Jewish-Muslim Coexistence in Morocco
In Morocco, the oldest Arab Kingdom, coexistence was recently given a glimmer of hope with the opening of the BaytDakira, a spiritual and heritage space that seeks to preserve and enhance the Judeo-Moroccan memory in the old city of Essaouira. The museum is the latest in a long line of efforts to restore and redefine North Africa’s Jewish roots.
Morocco’s King Mohammed VI has visited the country’s newly-opened ‘House of Memory’, showcasing historic Jewish-Muslim relations and coexistence in the coastal city of Essaouira. The Jewish community in Essaouira was once so numerous that there were 37 synagogues, with many families having arrived after their mass expulsion from Spain by the Catholic king in 1492. The new museum is housed in one such synagogue, built with carved woodwork by a wealthy merchant, adjoining his house, and details the life of Moroccan Jews. It includes the families and descendants such as Lord Belisha, Britain’s minister of transport, finance and war during the 1930s and 40s, whose appointment to the post of minister of information was blocked for antisemitic reasons. His name is now known for the amber ‘Belisha beacons’ at pedestrian crossings. BaytDakira “testifies to a period when Islam and Judaism had closeness,” said the king’s adviser.
The tale of Al-Yahud Al-Maghariba (the Moroccan Jews) is not one that is often told. At their peak in the 1940s, they made up about 5 percent of the country’s population and were critical to Morocco’s trading businesses and guilds of craftsmen. After the creation of the state of Israel, the community dispersed, some owing to panic and others to “Operation Yachin,” a policy to encourage the migration of Jews from Morocco to Israel. But, as the stories of Libyan, Iraqi, Yemeni and Syrian Jews have been lost amid the conflicts of the Middle East, the Jews of Morocco are not just surviving, but thriving in a country they have called home for thousands of years.
To the Moroccan authorities, the country’s Jewish community is a living symbol of its persistence as a religious sanctuary. For many centuries, the country’s sovereigns have issued “dahir” decrees, according protection to communities and freedom of worship. In every Moroccan city, the “mellah” (Jewish quarter) is almost an annex of the sultan’s palace, reflective of the symbiotic relationship between the country’s primary executive and religious power and its Jewish business community. It was, therefore, only fitting that King Mohammed himself opened the BaytDakira, echoing the policy of his grandfather and namesake, who rejected Nazi orders to deport the country’s Jewish community. “There are no Jews in Morocco; there are only Moroccan citizens,” was his response to the Vichy government of France’s request to turn over Jews. He added: “I reiterate as I did in the past that the Jews are under my protection, and I reject any distinction that should be made among my people.” While other rulers made common cause with the Nazis, Mohammed V, as “Commander of the Faithful”, exercised his authority in the protection of not only Muslims, but all of his Jewish and Christian subjects too. During the course of the Second World War, not a single Moroccan Jew was handed over to the Nazi authorities.

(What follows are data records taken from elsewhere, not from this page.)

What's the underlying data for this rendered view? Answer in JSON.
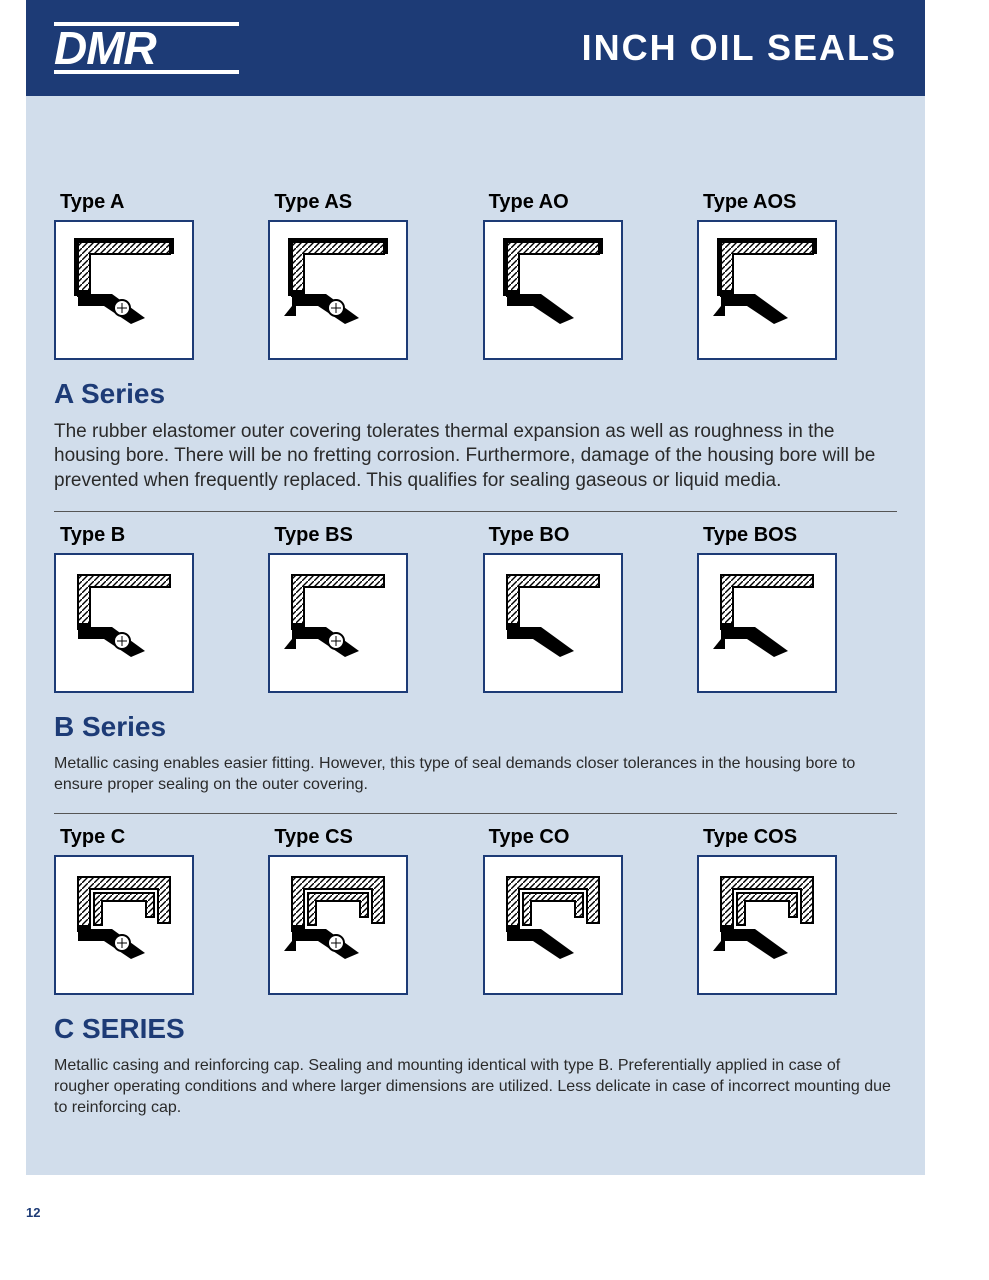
{
  "colors": {
    "brand_blue": "#1d3b76",
    "page_bg": "#d1ddeb",
    "box_border": "#1d3b76",
    "box_bg": "#ffffff",
    "text": "#2a2a2a",
    "heading": "#1d3b76",
    "white": "#ffffff"
  },
  "logo_text": "DMR",
  "banner_title": "INCH OIL SEALS",
  "page_number": "12",
  "series": [
    {
      "key": "a",
      "title": "A Series",
      "types": [
        {
          "label": "Type A",
          "spring": true,
          "dust_lip": false,
          "outer_hatch": true,
          "double_case": false
        },
        {
          "label": "Type AS",
          "spring": true,
          "dust_lip": true,
          "outer_hatch": true,
          "double_case": false
        },
        {
          "label": "Type AO",
          "spring": false,
          "dust_lip": false,
          "outer_hatch": true,
          "double_case": false
        },
        {
          "label": "Type AOS",
          "spring": false,
          "dust_lip": true,
          "outer_hatch": true,
          "double_case": false
        }
      ],
      "body": "The rubber elastomer outer covering tolerates thermal expansion as well as roughness in the housing bore. There will be no fretting corrosion. Furthermore, damage of the housing bore will be prevented when frequently replaced. This qualifies for sealing gaseous or liquid media.",
      "body_class": "series-text1"
    },
    {
      "key": "b",
      "title": "B Series",
      "types": [
        {
          "label": "Type B",
          "spring": true,
          "dust_lip": false,
          "outer_hatch": false,
          "double_case": false
        },
        {
          "label": "Type BS",
          "spring": true,
          "dust_lip": true,
          "outer_hatch": false,
          "double_case": false
        },
        {
          "label": "Type BO",
          "spring": false,
          "dust_lip": false,
          "outer_hatch": false,
          "double_case": false
        },
        {
          "label": "Type BOS",
          "spring": false,
          "dust_lip": true,
          "outer_hatch": false,
          "double_case": false
        }
      ],
      "body": "Metallic casing enables easier fitting. However, this type of seal demands closer tolerances in the housing bore to ensure proper sealing on the outer covering.",
      "body_class": "series-text2"
    },
    {
      "key": "c",
      "title": "C SERIES",
      "types": [
        {
          "label": "Type C",
          "spring": true,
          "dust_lip": false,
          "outer_hatch": false,
          "double_case": true
        },
        {
          "label": "Type CS",
          "spring": true,
          "dust_lip": true,
          "outer_hatch": false,
          "double_case": true
        },
        {
          "label": "Type CO",
          "spring": false,
          "dust_lip": false,
          "outer_hatch": false,
          "double_case": true
        },
        {
          "label": "Type COS",
          "spring": false,
          "dust_lip": true,
          "outer_hatch": false,
          "double_case": true
        }
      ],
      "body": "Metallic casing and reinforcing cap. Sealing and mounting identical with type B. Preferentially applied in case of rougher operating conditions and where larger dimensions are utilized. Less delicate in case of incorrect mounting due to reinforcing cap.",
      "body_class": "series-text2"
    }
  ]
}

The BaytDakira is part of a wider effort to restore the country’s Jewish legacy. This has included the renovation of a dozen synagogues, 167 Jewish cemeteries and 12,600 graves in recognition of the importance of Morocco’s Jewish heritage. In an era when issues in the ‘Holy Land’ have massively skewed the narrative of the Jewish role and contribution to Muslim societies, the case of Morocco is incredibly important. Some of the most prominent political, academic and cultural figures to originate from the Arab world in the last few centuries have been Maghrebi Jews.
To Andre Azoulay the current king’s trusted adviser, who is touted as the most powerful Jew in the Muslim world projects such as BaytDakira are as much about correcting stereotypes and misconceptions as they are about preserving heritage. Speaking at the opening, he stated that in rejecting “amnesia, regression and archaism,” what was once the region’s only Jewish-majority city can now stand as an example of the diversity and cultural richness of living together.